Progress Bars in Python

Originally published in Towards Data Science.

Just like a watched pot never boils, a watched for loop never ends. When dealing with large datasets, even the simplest operations can take hours. Progress bars can help make data processing jobs less of a headache because:

  1. You get a reliable estimate of how long it will take.
  2. You can see immediately if it’s gotten stuck.

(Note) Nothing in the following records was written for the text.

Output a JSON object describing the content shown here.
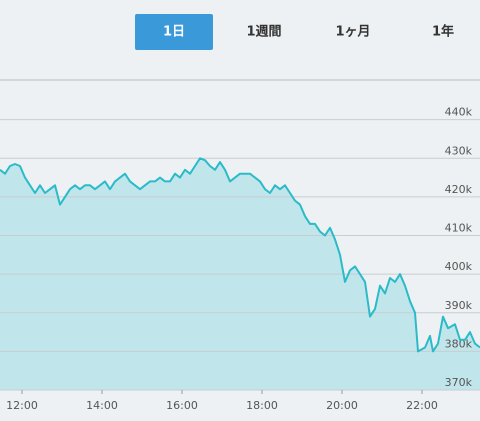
{
  "tabs": [
    "1日",
    "1週間",
    "1ヶ月",
    "1年"
  ],
  "selected_tab": 0,
  "chart_data": {
    "type": "area",
    "color": "#2bbbc8",
    "fill": "#c0e6ec",
    "xlim": [
      11.45,
      23.45
    ],
    "xticks": [
      {
        "value": 12,
        "label": "12:00"
      },
      {
        "value": 14,
        "label": "14:00"
      },
      {
        "value": 16,
        "label": "16:00"
      },
      {
        "value": 18,
        "label": "18:00"
      },
      {
        "value": 20,
        "label": "20:00"
      },
      {
        "value": 22,
        "label": "22:00"
      }
    ],
    "ylim": [
      370000,
      450000
    ],
    "yticks": [
      {
        "value": 370000,
        "label": "370k"
      },
      {
        "value": 380000,
        "label": "380k"
      },
      {
        "value": 390000,
        "label": "390k"
      },
      {
        "value": 400000,
        "label": "400k"
      },
      {
        "value": 410000,
        "label": "410k"
      },
      {
        "value": 420000,
        "label": "420k"
      },
      {
        "value": 430000,
        "label": "430k"
      },
      {
        "value": 440000,
        "label": "440k"
      }
    ],
    "grid": true,
    "x": [
      11.45,
      11.575,
      11.7,
      11.825,
      11.95,
      12.075,
      12.2,
      12.325,
      12.45,
      12.575,
      12.7,
      12.825,
      12.95,
      13.075,
      13.2,
      13.325,
      13.45,
      13.575,
      13.7,
      13.825,
      13.95,
      14.075,
      14.2,
      14.325,
      14.45,
      14.575,
      14.7,
      14.825,
      14.95,
      15.075,
      15.2,
      15.325,
      15.45,
      15.575,
      15.7,
      15.825,
      15.95,
      16.075,
      16.2,
      16.325,
      16.45,
      16.575,
      16.7,
      16.825,
      16.95,
      17.075,
      17.2,
      17.325,
      17.45,
      17.575,
      17.7,
      17.825,
      17.95,
      18.075,
      18.2,
      18.325,
      18.45,
      18.575,
      18.7,
      18.825,
      18.95,
      19.075,
      19.2,
      19.325,
      19.45,
      19.575,
      19.7,
      19.825,
      19.95,
      20.075,
      20.2,
      20.325,
      20.45,
      20.575,
      20.7,
      20.825,
      20.95,
      21.075,
      21.2,
      21.325,
      21.45,
      21.575,
      21.7,
      21.825,
      21.9,
      22.075,
      22.2,
      22.275,
      22.4,
      22.525,
      22.65,
      22.825,
      22.95,
      23.075,
      23.2,
      23.325,
      23.45
    ],
    "values": [
      427000,
      426000,
      428000,
      428500,
      428000,
      425000,
      423000,
      421000,
      423000,
      421000,
      422000,
      423000,
      418000,
      420000,
      422000,
      423000,
      422000,
      423000,
      423000,
      422000,
      423000,
      424000,
      422000,
      424000,
      425000,
      426000,
      424000,
      423000,
      422000,
      423000,
      424000,
      424000,
      425000,
      424000,
      424000,
      426000,
      425000,
      427000,
      426000,
      428000,
      430000,
      429500,
      428000,
      427000,
      429000,
      427000,
      424000,
      425000,
      426000,
      426000,
      426000,
      425000,
      424000,
      422000,
      421000,
      423000,
      422000,
      423000,
      421000,
      419000,
      418000,
      415000,
      413000,
      413000,
      411000,
      410000,
      412000,
      409000,
      405000,
      398000,
      401000,
      402000,
      400000,
      398000,
      389000,
      391000,
      397000,
      395000,
      399000,
      398000,
      400000,
      397000,
      393000,
      390000,
      380000,
      381000,
      384000,
      380000,
      382000,
      389000,
      386000,
      387000,
      383000,
      383000,
      385000,
      382000,
      381000
    ]
  }
}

The first of these is especially valuable in a business environment, where having a solid delivery estimate can make you look super professional. The best/only way I’ve found to add progress bars to Python code is with tqdm. While it is super easy to use, tqdm can be a bit finnicky to set up, especially if you use JupyterLab (which you totally should).

tqdm Demo

After trawling StackOverflow and some trial and error, I think I’ve found a surefire way to get tqdm up and running (even with JupyterLab)!

Setting up tqdm

First, install tqdm with your package manager of choice (pip, pipenv, anaconda etc). Once it’s installed, you can activate the ipywidgets plugin for JupyterLab by running,

> pip install ipywidgets 
> jupyter nbextension enable --py widgetsnbextension
> jupyter labextension install @jupyter-widgets/jupyterlab-manager

To activate tqdm in a notebook you just need to add a cell with,

%%capture
from tqdm import tqdm_notebook as tqdm
tqdm().pandas()

If you’re just going to be using tqdm in a script, you can skip both of these steps!

Using tqdm

You can get a progress bar for any iterable by wrapping it with tqdm(). For example,

my_list = list(range(100))

for x in tqdm(my_list):
    pass

will give you a (very fast) progress bar. You also use tqdm more explicitly,

my_list = list(range(100))

with tqdm(total=len(my_list)) as pbar:
    for x in my_list:
        pbar.update(1)

There’s also a pandas integration,

df.progress_apply(lambda x: pass)

For more on using tqdm, including things like nested progress bars, check out their documentation.